Chamber Music Northwest ensembles revel in dynamic contrasts
With its concert on Friday evening (July 23) at Kaul Auditorium, Chamber Music Northwest placed an emphasis on pieces that explored the theme of dynamic contrasts. The program consisted of music by Mozart, Brahms, Schumann, and newcomer Paul Schoenfield. While Schoenfield’s work (co-commissioned by Chamber Music Northwest) was the wildest, all of the works revealed plenty of sonic variety, and all received superb performances.
The concert started with Mozart’s Sonata in B-Flat Major for Bassoon and Cello in a performance that featured bassoonist Milan Turkovic and cellist Gary Hoffman. They excelled in tip-toeing through the delicate passages, yet kept a refined sensitivity that was not stuffy or fluffy. They balanced their sound impeccably and executed accelerandos and ritardandos as if they were one person, and the last movement had a genuinely playful spirit.
From the get-go, Schoenfield’s Sonata for Violin and Piano underwent an intense performance by violinist Cho-Liang Lin and pianist Jon Kimura Parker.This four-movement work, co-commissioned by Chamber Music Northwest, gyrated wildly, skittering through an opening sequence that quoted snippets of Beethoven, Chopin, Schoenberg, Webern, Schubert and other composers as well as popular ballads like “Oh my darling Clementine.” Highlights included Lin impressively scaling stratospheric heights and grooving with Parker in a jaunty ragtime style. And that was all in the first movement. The second hit pay dirt with clashing sonorities, including some phrases in which the tone from Lin’s violin would just die on the vine in a magical, fleeting way. The lyricism of the third movement was arresting, but I lost the thread of the music in the fourth movement. It seemed to spread in many directions, but it didn’t evade the audience, which responded to the final notes with enthusiasm.

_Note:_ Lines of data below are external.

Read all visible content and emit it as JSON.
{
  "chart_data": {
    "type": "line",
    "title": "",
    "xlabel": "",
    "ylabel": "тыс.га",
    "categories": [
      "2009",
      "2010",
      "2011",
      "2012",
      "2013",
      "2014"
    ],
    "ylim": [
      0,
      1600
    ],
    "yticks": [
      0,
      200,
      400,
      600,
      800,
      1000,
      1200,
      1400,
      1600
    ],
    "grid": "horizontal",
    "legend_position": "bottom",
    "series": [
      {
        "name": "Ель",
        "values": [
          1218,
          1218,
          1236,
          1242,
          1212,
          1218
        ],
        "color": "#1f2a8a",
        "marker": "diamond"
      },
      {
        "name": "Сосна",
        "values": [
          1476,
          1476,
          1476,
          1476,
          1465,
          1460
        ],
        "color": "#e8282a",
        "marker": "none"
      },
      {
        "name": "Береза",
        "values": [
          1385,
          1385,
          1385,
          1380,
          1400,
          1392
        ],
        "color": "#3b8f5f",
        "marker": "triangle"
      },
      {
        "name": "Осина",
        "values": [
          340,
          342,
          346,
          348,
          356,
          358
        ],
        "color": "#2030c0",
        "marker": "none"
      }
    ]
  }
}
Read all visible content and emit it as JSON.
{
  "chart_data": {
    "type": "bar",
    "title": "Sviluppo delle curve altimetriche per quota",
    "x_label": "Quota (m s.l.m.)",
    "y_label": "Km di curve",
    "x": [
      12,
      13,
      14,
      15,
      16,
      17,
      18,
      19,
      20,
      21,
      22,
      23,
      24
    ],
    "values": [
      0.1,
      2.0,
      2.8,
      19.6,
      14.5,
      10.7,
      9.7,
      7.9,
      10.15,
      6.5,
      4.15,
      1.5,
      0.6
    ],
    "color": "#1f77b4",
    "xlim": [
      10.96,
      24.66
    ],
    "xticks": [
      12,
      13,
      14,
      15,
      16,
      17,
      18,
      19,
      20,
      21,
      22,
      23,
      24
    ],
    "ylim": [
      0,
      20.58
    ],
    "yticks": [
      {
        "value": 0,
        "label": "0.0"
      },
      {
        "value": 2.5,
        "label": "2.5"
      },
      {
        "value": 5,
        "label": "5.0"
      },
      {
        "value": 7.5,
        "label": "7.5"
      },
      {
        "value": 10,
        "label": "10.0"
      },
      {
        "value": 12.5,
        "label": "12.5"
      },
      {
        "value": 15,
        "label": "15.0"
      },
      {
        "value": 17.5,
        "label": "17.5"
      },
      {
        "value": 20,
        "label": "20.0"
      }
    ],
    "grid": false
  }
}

In the hands of clarinetist David Shifrin, violist Toby Appel, and pianist Hyeyeon Park, Schumann’s Märchenerzählungen (“Fairy Tales”) for Clarinet, Viola, and Piano showed plenty of dynamic contrast. The ensemble wonderfully accented the Sturm und Drang-like passages, which steered the audience dramatically away from the pleasant sections and the phrases that emphasized tenderness and harmony. Park, in particular, deserved high praise for playing. She has a knack for sensing her colleagues every gesture, tempo and volume changes, and her playing lifted the level of music making.
Brahms’ Trio in C Minor for Piano, Violin, and Cello received an outstanding performance from Parker, Lin, and Hoffman. Their full-bodied sound had depth and urgency. Their attacks were sharp and exciting. The melodies warm and dazzling. At one point in the second movement Appel created a dark, almost musky tone that was matched perfectly by Hoffman. Parker played with terrific sensitivity, and the ensemble enhanced the overall effect of the music, sending the audience members home with a smile in their eyes.